Phase two is consumer education. We offer bite-sized videos on platforms like YouTube, which over 30 million people have used to understand their or a loved one’s mental health.

These resources are designed to be easily digestible, whether they’re trying to understand what they themselves are experiencing or looking to support a loved one, this content helps guide them.

But education is only part of the mission. The next step is connecting people to practitioners who follow the most modern, evidence-based practices.

About six months ago, we launched the first version of our behavioural health care navigation marketplace. It’s free for consumers and includes a guided option.

Scott Healy

With input from leading experts in the mental health field, we created a five- to ten-minute guided assessment to help people better understand their well-being: what they may be going through, how severe it is, and what kind of care might be appropriate.

Based on that, they receive personalised recommendations for next steps and provider options.

How important is tackling social media misinformation to your mission?

One interesting thing I’ve learned is that a lot of consumers are finding our content—specifically our consumer-focused videos, not training materials—through platforms like YouTube and Google.

Credit to them: both platforms have teams of mental health professionals who vet content in sensitive areas like healthcare and finance, where misinformation can be harmful.

So when you search for mental health topics like depression, anxiety, or ADHD on YouTube, you’ll often see our videos near the top.

We’re part of a small group of content providers that Google has vetted as reputable, thanks to our trained practitioners and evidence-based approach.

That’s a big reason why we continue investing in this kind of content and in building our brand.

There’s a lot of poor-quality information out there, and we want to be a trusted source.

That’s also why we launched our care navigation platform—so consumers can assess their situation and find reliable support.

Are there specific challenges in reaching communities that don’t typically access these services? 

We’ve built different genres of content to align to particular cultural backgrounds, so that the people consuming it can relate to it.

We cater to different needs on the training side, too.

We can help actual trained mental health practitioners go really deep and improve their skills.

But then there are the people whose job isn’t necessarily to treat those people, but are dealing with them throughout the healthcare system.

So that could be non-behavioural or mental health clinicians, like doctors, nurse practitioners or physician’s assistants, who often get very light levels of mental health training.

We also have content that helps upskill those people to be more effective in identifying issues and getting them the right form of expert care.

And then finally, the third group are the non-clinical people in a healthcare setting.

We were recently talking with somebody who was having a problem retaining their frontline intake staff, because they had patients coming into waiting rooms being violent, literally jumping over the intake desk.

We help people understand how to diffuse those situations and be supportive of people going through those sorts of struggles.

In the UK, first contact with mental health support is often through the police.

Is that the same in the US? Presumably the police could benefit from this too.

Yes, it is.

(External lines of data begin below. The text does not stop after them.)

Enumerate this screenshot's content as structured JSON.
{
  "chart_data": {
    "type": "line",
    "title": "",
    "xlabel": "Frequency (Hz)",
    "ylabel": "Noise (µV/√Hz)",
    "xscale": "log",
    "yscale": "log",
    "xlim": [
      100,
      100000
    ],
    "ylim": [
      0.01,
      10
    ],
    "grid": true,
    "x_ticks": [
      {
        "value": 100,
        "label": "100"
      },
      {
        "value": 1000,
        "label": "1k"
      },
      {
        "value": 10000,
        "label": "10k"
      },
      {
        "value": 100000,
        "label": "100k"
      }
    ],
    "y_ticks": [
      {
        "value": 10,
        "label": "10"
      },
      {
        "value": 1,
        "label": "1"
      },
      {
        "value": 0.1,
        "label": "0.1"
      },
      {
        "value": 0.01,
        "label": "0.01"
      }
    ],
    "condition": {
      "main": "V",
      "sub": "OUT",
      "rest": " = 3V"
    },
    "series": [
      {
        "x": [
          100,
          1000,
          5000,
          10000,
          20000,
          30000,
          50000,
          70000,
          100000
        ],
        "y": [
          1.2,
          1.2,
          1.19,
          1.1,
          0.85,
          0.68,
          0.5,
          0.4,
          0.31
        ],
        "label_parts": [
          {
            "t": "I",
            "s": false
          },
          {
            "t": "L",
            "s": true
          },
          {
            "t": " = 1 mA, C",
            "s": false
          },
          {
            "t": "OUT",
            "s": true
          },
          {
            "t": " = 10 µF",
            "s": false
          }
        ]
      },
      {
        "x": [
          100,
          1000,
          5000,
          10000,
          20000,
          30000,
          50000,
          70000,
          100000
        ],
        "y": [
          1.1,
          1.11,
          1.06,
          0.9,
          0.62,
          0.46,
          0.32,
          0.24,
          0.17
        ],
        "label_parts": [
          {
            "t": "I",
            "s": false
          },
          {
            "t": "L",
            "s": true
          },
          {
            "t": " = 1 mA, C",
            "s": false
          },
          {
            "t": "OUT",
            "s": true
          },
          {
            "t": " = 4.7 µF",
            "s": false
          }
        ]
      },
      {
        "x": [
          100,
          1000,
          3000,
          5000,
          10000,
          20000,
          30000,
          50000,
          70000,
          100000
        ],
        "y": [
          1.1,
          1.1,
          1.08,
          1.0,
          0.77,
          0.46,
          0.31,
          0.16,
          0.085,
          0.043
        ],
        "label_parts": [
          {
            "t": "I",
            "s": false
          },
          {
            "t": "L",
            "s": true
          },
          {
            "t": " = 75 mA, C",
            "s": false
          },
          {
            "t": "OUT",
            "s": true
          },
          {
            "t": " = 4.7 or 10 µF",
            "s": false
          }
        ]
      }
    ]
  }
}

Some of our users come from various areas of the prison system.

We’re also seeing increased interest from employers who want to train HR teams and managers to identify and support employees with mental health challenges.

Many people still default to talk therapy, but in some cases, apps, group sessions or intensive outpatient programmes are more appropriate.

Ultimately, we want to increase awareness of this full spectrum of care options.

What’s next for Psych Hub over the next 12 months?

We’ll continue to position ourselves as a mental health ally.

Our role is to present the best care options based on where someone is in their journey, adapting over time as their needs evolve.

If a user isn’t progressing, we can adjust their care path and connect them to better-fitting providers.

We want to continue to build on quality metrics and outcomes feedback to enable us to be smarter about how we make these matches over time.